Al contrario, si ha l’impressione che proprio questo governo sia stato via via sedotto dal miraggio della ricerca del consenso piuttosto che da una ferma volontà di affrontare e risolvere, tecnicamente, i reali problemi del Paese. In realtà, con il passare del tempo e con l’avvicinarsi dell’appuntamento elettorale l’azione dei tecnici ricorda sempre più quella di un ordinario governo politico. La fase iniziale dei provvedimenti fortemente impopolari (imu, pensioni) è stata progressivamente sostituita da una azione volta a conseguire, seppure nel contesto di una situazione oggettiva di sofferenza, il maggior gradimento possibile: ne è un esempio lampante il tentativo di trasferire il prelievo fiscale dalle imposte dirette (tangibile) alle imposte indirette (intangibile), così come previsto dalla legge di stabilità. Le stesse dichiarazioni del ministro Grilli, il quale sostiene che tali provvedimenti avranno effetti positivi per il 99% dei contribuenti, principalmente per le fasce di reddito più basse, sono inequivocabilmente prive di ogni fondamento tecnico se si pensa che proprio i redditi più bassi (ovvero quelli fino a circa 10.000 euro con familiari a carico) non avranno alcun beneficio dalla riduzione dell’irpef mentre saranno inevitabilmente incisi dall’aumento dell’iva.

A ben vedere, gli stessi provvedimenti adottati nei primi mesi di governo lasciano molte perplessità proprio da un punto di vista tecnico. L’innalzamento dell’età pensionabile, ad esempio, rappresenta sicuramente una determinazione impopolare, probabilmente lungimirante ai fini della sostenibilità del sistema, ma sicuramente lacunosa da un punto di vista etico, sociale – e tecnico – allorché dimentica migliaia di persone (i cosiddetti esodati), soggetti che hanno pianificato la propria uscita dal mercato del lavoro sulla base di un patto con lo Stato che trova il suo fondamento nella legge. Ecco, cambiare le regole del gioco a partita in corso, quando ciò significa mettere a rischio la stessa dignità delle persone, può essere considerato nella migliore delle ipotesi un atto di realpolitik. Ma allo stesso tempo non esiste nulla di meno tecnico che un atto che viola un patto con lo Stato, che salvaguarda alcuni soggetti per penalizzarne altri soltanto sulla base delle coperture finanziarie di volta in volta disponibili. È tecnico un atto che a fronte di un problema individua una soluzione equa e univoca, non lo è ciò che a parità di condizioni determina effetti diversi.
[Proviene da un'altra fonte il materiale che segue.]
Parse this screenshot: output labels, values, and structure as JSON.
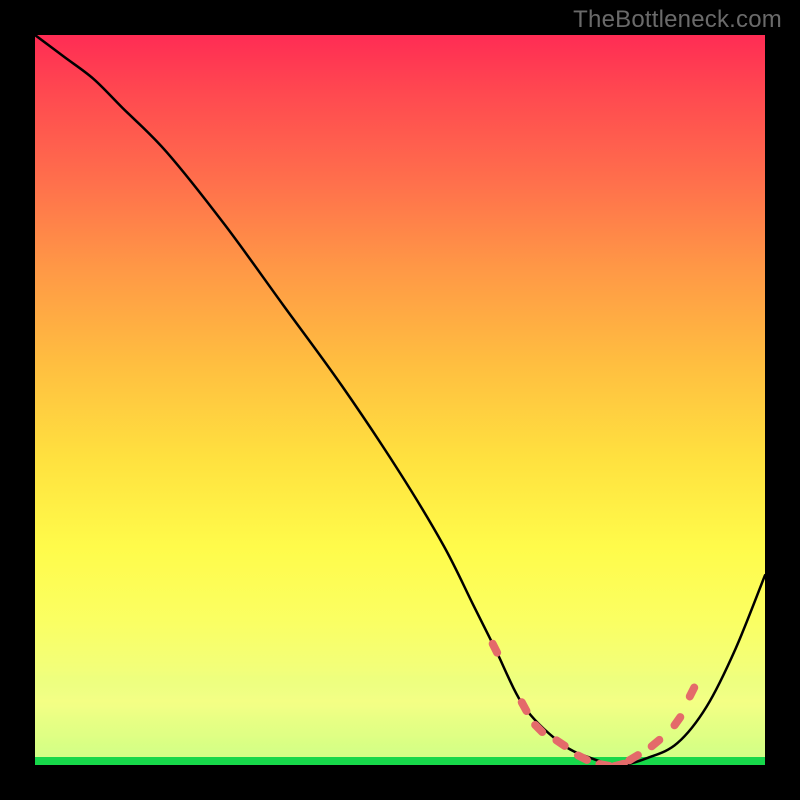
{
  "credit_text": "TheBottleneck.com",
  "colors": {
    "page_bg": "#000000",
    "gradient_top": "#ff2c54",
    "gradient_bottom": "#17d84a",
    "curve": "#000000",
    "marker": "#e46a6a",
    "credit": "#6a6a6a"
  },
  "chart_data": {
    "type": "line",
    "title": "",
    "xlabel": "",
    "ylabel": "",
    "xlim": [
      0,
      100
    ],
    "ylim": [
      0,
      100
    ],
    "grid": false,
    "legend": false,
    "series": [
      {
        "name": "bottleneck-curve",
        "x": [
          0,
          4,
          8,
          12,
          18,
          26,
          34,
          42,
          50,
          56,
          60,
          63,
          67,
          72,
          76,
          80,
          84,
          88,
          92,
          96,
          100
        ],
        "y": [
          100,
          97,
          94,
          90,
          84,
          74,
          63,
          52,
          40,
          30,
          22,
          16,
          8,
          3,
          1,
          0,
          1,
          3,
          8,
          16,
          26
        ]
      }
    ],
    "markers": {
      "name": "highlighted-points",
      "x": [
        63,
        67,
        69,
        72,
        75,
        78,
        80,
        82,
        85,
        88,
        90
      ],
      "y": [
        16,
        8,
        5,
        3,
        1,
        0,
        0,
        1,
        3,
        6,
        10
      ]
    },
    "note": "No axis ticks or labels visible in image; values are relative 0-100 estimates."
  }
}
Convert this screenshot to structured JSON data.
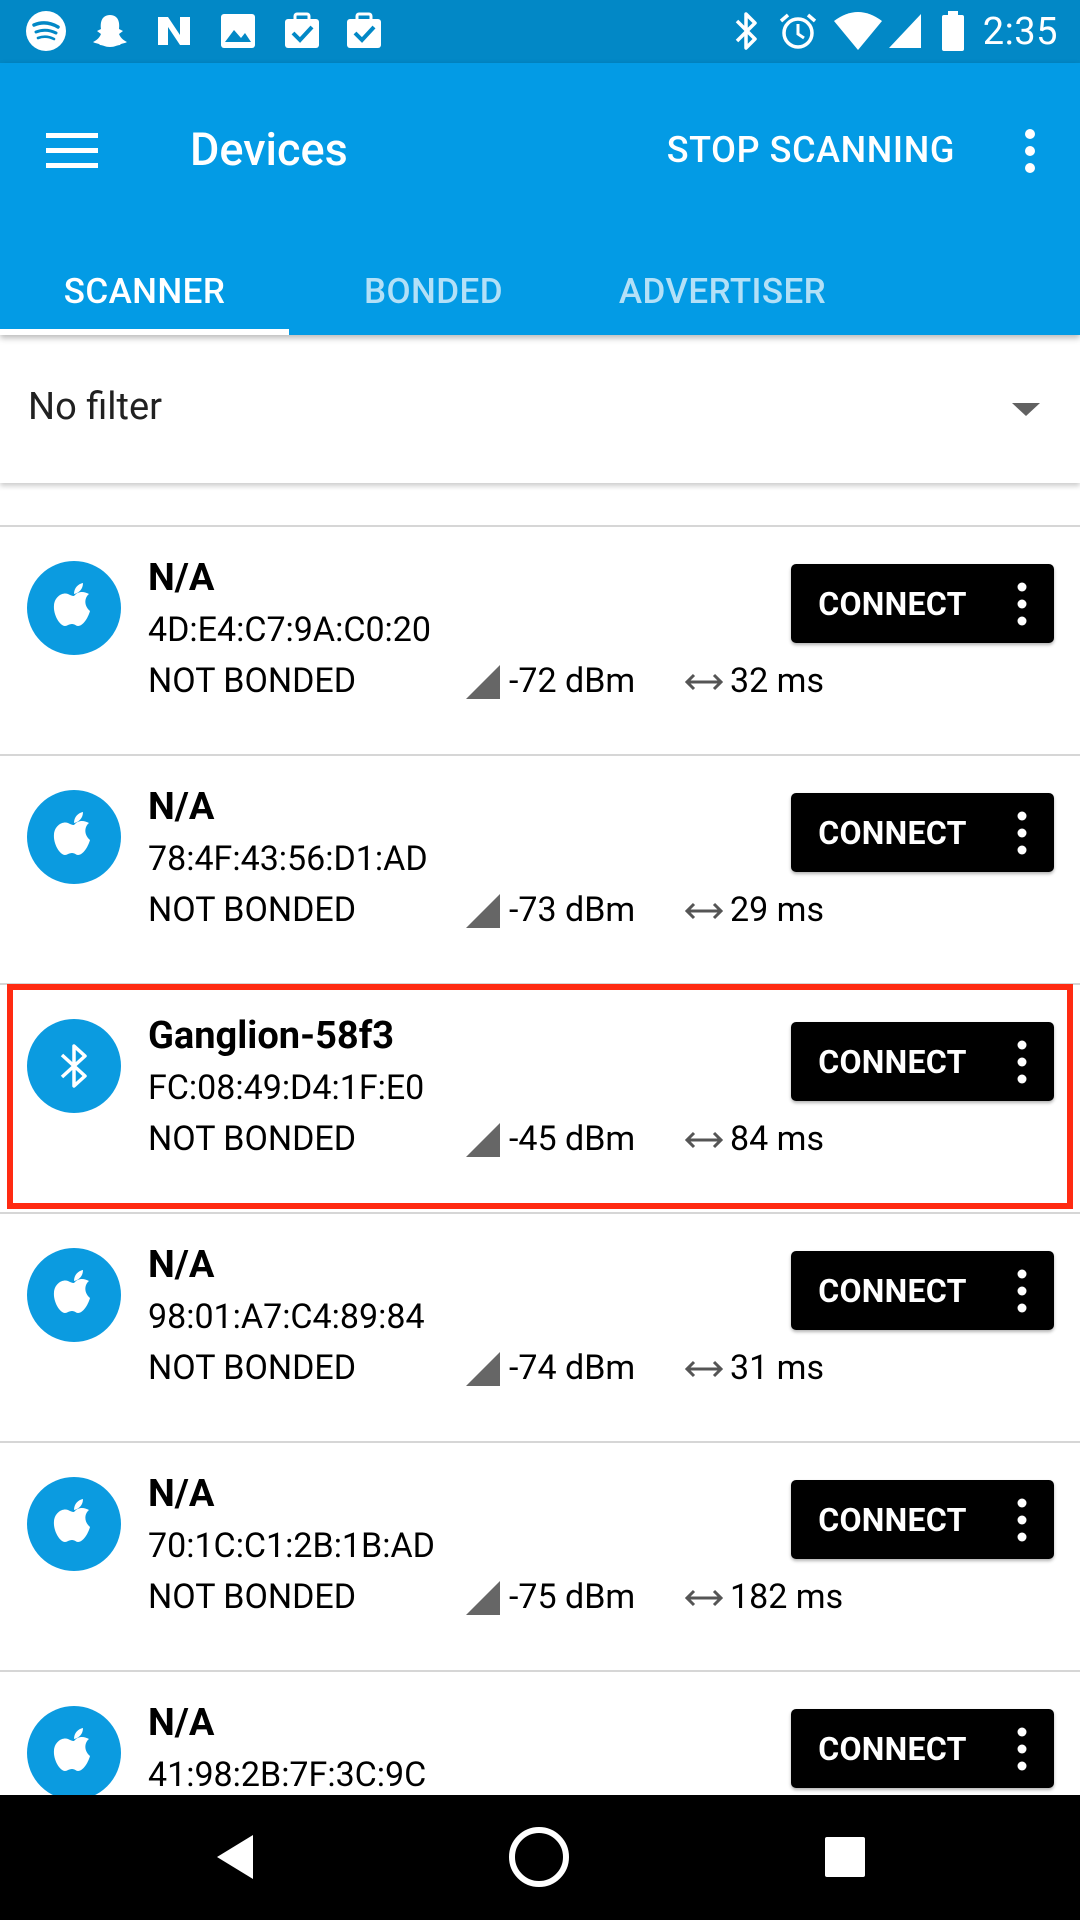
{
  "status_bar": {
    "time": "2:35",
    "left_icons": [
      "spotify-icon",
      "snapchat-icon",
      "nova-launcher-icon",
      "gallery-icon",
      "task-icon",
      "task-icon-2"
    ],
    "right_icons": [
      "bluetooth-icon",
      "alarm-icon",
      "wifi-icon",
      "cell-signal-icon",
      "battery-icon"
    ]
  },
  "app_bar": {
    "title": "Devices",
    "action": "STOP SCANNING",
    "menu_icon": "hamburger-menu-icon",
    "overflow_icon": "more-vert-icon",
    "color": "#039be5"
  },
  "tabs": [
    {
      "label": "SCANNER",
      "active": true
    },
    {
      "label": "BONDED",
      "active": false
    },
    {
      "label": "ADVERTISER",
      "active": false
    }
  ],
  "filter": {
    "value": "No filter",
    "icon": "dropdown-arrow-icon"
  },
  "devices": [
    {
      "name": "N/A",
      "address": "4D:E4:C7:9A:C0:20",
      "bond": "NOT BONDED",
      "rssi": "-72 dBm",
      "interval": "32 ms",
      "icon": "apple-icon",
      "button": "CONNECT"
    },
    {
      "name": "N/A",
      "address": "78:4F:43:56:D1:AD",
      "bond": "NOT BONDED",
      "rssi": "-73 dBm",
      "interval": "29 ms",
      "icon": "apple-icon",
      "button": "CONNECT"
    },
    {
      "name": "Ganglion-58f3",
      "address": "FC:08:49:D4:1F:E0",
      "bond": "NOT BONDED",
      "rssi": "-45 dBm",
      "interval": "84 ms",
      "icon": "bluetooth-icon",
      "button": "CONNECT",
      "highlighted": true
    },
    {
      "name": "N/A",
      "address": "98:01:A7:C4:89:84",
      "bond": "NOT BONDED",
      "rssi": "-74 dBm",
      "interval": "31 ms",
      "icon": "apple-icon",
      "button": "CONNECT"
    },
    {
      "name": "N/A",
      "address": "70:1C:C1:2B:1B:AD",
      "bond": "NOT BONDED",
      "rssi": "-75 dBm",
      "interval": "182 ms",
      "icon": "apple-icon",
      "button": "CONNECT"
    },
    {
      "name": "N/A",
      "address": "41:98:2B:7F:3C:9C",
      "bond": "",
      "rssi": "",
      "interval": "",
      "icon": "apple-icon",
      "button": "CONNECT"
    }
  ],
  "highlight_color": "#ff2a12",
  "nav_bar": {
    "back": "back-icon",
    "home": "home-icon",
    "recents": "recents-icon"
  }
}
Analogamente, continuare a concepire norme tributarie con effetto retroattivo e in evidente contrasto con il patto Stato/cittadini sancito dallo statuto del contribuente, nel solco della peggiore consuetudine delle ultime stagioni, risponde soltanto a esigenze di gettito piuttosto che di equità e giustizia sociale. La contraddizione, e la frustrazione, emerge ancora più forte nel momento in cui tali provvedimenti vengono spacciati come tecnici.

Se poi guardiamo alla riforma del mercato del lavoro, essa presenta numerosi aspetti discutibili, specialmente sul capitolo relativo al lavoro autonomo: la norma sulle false partite iva, ad esempio, è talmente enigmatica che, a seconda dei punti di vista, può essere alternativamente definita come il capolavoro del tecnicismo o il panegirico della complicazione. Siamo sicuri che tutto ciò risponda al principio fondamentale di certezza del diritto?
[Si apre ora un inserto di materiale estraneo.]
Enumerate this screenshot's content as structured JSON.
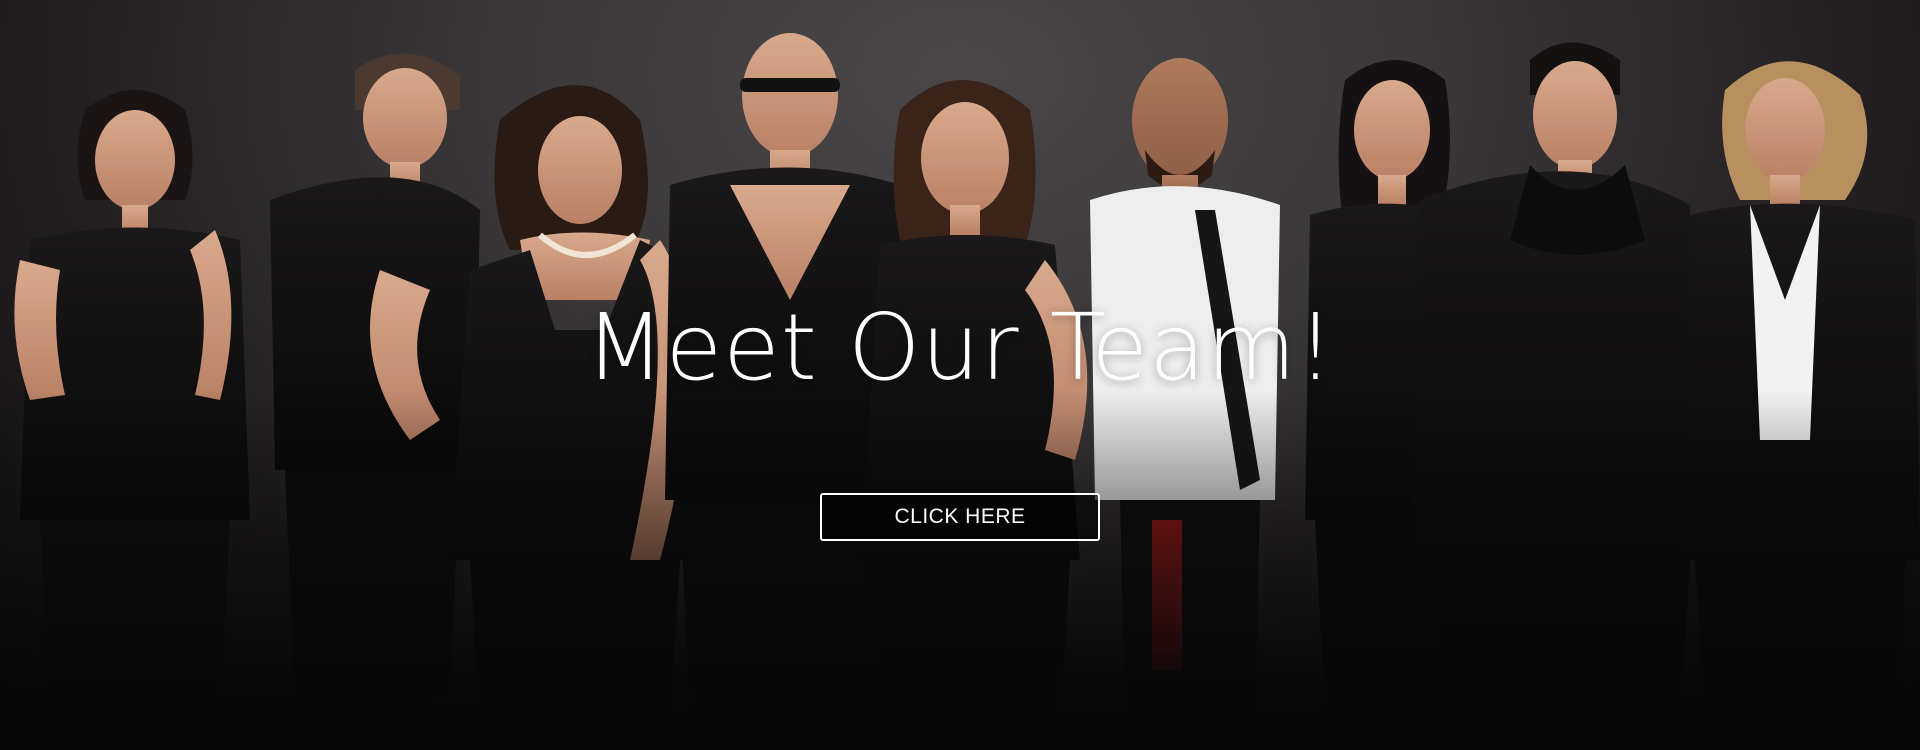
{
  "hero": {
    "title": "Meet Our Team!",
    "cta_label": "CLICK HERE"
  },
  "colors": {
    "background": "#3a3739",
    "title_text": "#ffffff",
    "button_border": "#ffffff"
  }
}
Proprio la certezza del diritto, l’equità, la giustizia sociale dovrebbero essere i capisaldi su cui elaborare la politica economico/sociale del nostro Paese: ma per realizzare effettivamente ed efficacemente tali obiettivi  siamo sicuri che si possa prescindere dal consenso?

In tal senso, più che di tecnici politici avremmo bisogno di politici tecnici.